Note: Windows 2000 disallows a system state restore where the data is older than the default tombstone lifetime (default 60 days).  After the restore bounce the server to allow normal replication to commence. A consistency check may be done to verify the integrity of the Active Directory and to reindex the files. Restoring the active directory consists of restoring the database up to the when the last successful backup was taken and then its time to replicate the directory to the newly restored DSA replicates post-backup updates from other DSAs in the domain/enterprise.

Authoritative restore

Authoritative restores should be used to restore an entire active directory or a specific portion of the active directory. Before the Domain controller is restarted run the Ntdsutil utility after you have restored the System State data when using an authoritive restore on the respective domain controller. Ntdsutil marks the Active Directory objects for an authoritative restore, ensuring that any replicated data restored will be properly replicated or distributed throughout your company’s domain controllers. Restoring the System State data, without designating an alternate location for the restore of the data, will erase the System State data that is most currently on the domain controller that you are restoring to. When restoring the System State on a domain controller start the computer in directory services restore mode. Doing so will enable the restore of the SYSVOL directory and the Active Directory.

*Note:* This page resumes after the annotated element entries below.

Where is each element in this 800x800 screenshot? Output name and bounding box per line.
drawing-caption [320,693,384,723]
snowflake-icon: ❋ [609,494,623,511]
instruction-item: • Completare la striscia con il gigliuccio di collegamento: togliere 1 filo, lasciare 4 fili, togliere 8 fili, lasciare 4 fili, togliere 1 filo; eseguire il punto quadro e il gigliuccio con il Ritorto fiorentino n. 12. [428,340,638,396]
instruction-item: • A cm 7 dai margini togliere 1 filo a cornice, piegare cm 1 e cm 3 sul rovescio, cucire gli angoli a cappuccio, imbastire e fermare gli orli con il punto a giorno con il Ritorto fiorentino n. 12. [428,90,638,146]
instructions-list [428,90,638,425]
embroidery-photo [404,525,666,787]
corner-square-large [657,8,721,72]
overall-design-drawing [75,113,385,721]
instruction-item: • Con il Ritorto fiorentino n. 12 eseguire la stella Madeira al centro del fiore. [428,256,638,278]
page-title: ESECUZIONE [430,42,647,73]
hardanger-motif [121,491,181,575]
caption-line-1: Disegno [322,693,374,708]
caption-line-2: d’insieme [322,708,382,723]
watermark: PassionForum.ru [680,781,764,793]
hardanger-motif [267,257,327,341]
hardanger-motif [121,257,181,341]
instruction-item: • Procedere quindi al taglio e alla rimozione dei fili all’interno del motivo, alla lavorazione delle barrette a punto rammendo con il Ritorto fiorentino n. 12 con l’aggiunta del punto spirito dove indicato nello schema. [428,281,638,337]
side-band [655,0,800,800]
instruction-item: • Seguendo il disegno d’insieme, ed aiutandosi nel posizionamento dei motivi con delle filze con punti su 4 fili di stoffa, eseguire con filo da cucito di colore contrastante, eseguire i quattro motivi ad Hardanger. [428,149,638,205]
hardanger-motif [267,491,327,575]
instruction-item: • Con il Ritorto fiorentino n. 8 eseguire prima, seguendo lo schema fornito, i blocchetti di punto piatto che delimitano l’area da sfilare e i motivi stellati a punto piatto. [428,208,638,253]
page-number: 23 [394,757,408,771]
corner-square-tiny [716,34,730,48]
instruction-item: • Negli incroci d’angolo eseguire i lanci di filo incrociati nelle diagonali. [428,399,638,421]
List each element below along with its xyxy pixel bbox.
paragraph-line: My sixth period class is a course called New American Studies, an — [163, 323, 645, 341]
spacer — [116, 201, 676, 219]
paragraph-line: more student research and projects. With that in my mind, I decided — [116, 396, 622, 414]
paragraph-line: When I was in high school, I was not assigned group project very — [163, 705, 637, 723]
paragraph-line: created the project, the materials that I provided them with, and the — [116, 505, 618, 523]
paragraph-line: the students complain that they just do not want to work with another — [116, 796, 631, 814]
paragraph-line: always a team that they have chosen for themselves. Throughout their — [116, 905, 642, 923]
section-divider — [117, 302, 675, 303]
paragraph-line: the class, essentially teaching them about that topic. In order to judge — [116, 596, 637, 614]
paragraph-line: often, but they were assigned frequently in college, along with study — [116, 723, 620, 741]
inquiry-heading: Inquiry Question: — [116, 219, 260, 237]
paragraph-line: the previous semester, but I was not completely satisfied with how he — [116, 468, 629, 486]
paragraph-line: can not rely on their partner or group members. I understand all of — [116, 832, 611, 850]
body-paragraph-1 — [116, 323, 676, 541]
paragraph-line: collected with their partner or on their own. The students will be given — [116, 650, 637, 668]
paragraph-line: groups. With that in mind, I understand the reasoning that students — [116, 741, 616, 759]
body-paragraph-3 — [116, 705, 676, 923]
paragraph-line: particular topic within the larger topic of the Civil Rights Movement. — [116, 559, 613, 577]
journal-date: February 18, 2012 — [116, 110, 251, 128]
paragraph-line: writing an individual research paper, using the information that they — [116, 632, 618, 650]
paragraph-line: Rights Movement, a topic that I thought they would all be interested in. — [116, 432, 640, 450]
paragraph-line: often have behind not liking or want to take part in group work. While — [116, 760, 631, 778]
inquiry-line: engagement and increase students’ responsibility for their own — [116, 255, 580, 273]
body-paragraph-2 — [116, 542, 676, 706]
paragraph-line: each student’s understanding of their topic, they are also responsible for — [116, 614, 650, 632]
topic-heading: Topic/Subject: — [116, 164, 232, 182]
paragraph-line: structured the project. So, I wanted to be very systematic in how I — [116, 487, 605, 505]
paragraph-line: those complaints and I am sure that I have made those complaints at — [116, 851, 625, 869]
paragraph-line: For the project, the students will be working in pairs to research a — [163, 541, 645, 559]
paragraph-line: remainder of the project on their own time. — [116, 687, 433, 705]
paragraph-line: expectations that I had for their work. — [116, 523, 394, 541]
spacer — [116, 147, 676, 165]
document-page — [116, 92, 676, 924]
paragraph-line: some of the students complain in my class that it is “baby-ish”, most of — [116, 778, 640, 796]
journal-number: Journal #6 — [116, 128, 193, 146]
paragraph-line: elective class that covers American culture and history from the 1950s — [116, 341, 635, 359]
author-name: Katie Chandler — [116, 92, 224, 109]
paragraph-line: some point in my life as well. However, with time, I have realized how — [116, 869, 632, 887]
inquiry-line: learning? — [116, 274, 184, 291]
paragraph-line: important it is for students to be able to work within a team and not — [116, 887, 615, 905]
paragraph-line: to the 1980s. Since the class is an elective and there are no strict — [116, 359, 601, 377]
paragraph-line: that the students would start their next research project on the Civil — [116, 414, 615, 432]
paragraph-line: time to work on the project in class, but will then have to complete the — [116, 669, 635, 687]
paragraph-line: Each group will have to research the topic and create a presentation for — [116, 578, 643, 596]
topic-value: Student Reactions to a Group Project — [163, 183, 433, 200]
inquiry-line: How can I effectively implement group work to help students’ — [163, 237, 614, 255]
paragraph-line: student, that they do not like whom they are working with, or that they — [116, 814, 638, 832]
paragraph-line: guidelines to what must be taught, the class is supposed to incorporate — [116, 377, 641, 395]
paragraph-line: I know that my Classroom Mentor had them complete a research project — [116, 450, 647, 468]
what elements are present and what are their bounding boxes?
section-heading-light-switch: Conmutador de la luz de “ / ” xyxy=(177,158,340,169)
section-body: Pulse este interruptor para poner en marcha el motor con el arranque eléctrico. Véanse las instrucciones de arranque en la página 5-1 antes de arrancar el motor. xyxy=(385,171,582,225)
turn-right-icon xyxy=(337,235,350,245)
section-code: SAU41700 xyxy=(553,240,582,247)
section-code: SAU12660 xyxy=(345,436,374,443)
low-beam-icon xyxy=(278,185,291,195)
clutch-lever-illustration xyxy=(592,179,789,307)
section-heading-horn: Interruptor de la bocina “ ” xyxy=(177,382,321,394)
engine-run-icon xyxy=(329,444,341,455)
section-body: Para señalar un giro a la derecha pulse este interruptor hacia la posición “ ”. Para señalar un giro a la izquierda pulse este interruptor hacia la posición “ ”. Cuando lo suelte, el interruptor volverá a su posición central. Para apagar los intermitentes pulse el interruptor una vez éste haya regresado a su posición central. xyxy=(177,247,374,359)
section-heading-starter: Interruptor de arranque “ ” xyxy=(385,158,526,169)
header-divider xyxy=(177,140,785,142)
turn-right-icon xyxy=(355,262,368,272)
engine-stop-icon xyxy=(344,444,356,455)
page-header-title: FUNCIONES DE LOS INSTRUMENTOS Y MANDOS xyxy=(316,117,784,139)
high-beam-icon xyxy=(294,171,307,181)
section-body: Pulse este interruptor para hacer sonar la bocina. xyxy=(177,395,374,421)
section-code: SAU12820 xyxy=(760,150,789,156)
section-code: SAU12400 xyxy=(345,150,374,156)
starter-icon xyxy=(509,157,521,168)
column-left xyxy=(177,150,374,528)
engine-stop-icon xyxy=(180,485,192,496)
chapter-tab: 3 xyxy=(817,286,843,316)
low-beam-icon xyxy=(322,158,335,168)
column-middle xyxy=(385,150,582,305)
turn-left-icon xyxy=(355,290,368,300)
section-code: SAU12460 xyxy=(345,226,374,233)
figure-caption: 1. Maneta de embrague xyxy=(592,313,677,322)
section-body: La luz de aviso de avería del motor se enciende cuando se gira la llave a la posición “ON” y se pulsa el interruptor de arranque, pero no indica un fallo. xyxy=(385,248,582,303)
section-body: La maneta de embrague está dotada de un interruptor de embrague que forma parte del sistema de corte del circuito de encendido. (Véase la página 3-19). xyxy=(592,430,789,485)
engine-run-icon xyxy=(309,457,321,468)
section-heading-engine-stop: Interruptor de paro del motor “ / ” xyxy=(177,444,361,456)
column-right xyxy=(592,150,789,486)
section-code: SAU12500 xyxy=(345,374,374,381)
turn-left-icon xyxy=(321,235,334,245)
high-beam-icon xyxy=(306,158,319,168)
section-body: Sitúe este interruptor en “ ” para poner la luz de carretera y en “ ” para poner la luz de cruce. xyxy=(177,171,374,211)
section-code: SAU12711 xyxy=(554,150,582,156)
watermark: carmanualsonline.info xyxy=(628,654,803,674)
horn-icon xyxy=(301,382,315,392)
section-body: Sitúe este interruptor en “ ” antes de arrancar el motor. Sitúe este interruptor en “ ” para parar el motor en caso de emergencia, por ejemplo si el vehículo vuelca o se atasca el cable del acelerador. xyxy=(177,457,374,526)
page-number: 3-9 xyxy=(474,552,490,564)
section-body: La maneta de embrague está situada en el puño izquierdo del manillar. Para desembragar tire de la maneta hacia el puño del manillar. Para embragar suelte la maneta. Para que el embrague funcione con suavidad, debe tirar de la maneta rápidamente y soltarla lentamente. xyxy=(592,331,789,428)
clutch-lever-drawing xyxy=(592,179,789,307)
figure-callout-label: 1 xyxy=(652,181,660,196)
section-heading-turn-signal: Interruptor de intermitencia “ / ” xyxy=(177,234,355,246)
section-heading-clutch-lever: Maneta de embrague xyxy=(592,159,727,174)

1.   Commence to Directory Services and choose Restore Mode.
2.   Login with local administrator privileges.

3.   Now click Start then click Run and type ntdsutil then press ok

Summary:

In this article I have highlighted the fact that restoring an active directory should be treated as very important.  Many organizations know the importance of being able to restore the data that has been backed up but yet they do not practice this ritual enough.  It is strongly recommended that the more sensitive the backed up data the higher the frequency of restore.  Using this strategy it can be insured that when disaster strikes you are ready to get the organization up to a functional state, ensuring windows security and data integrity.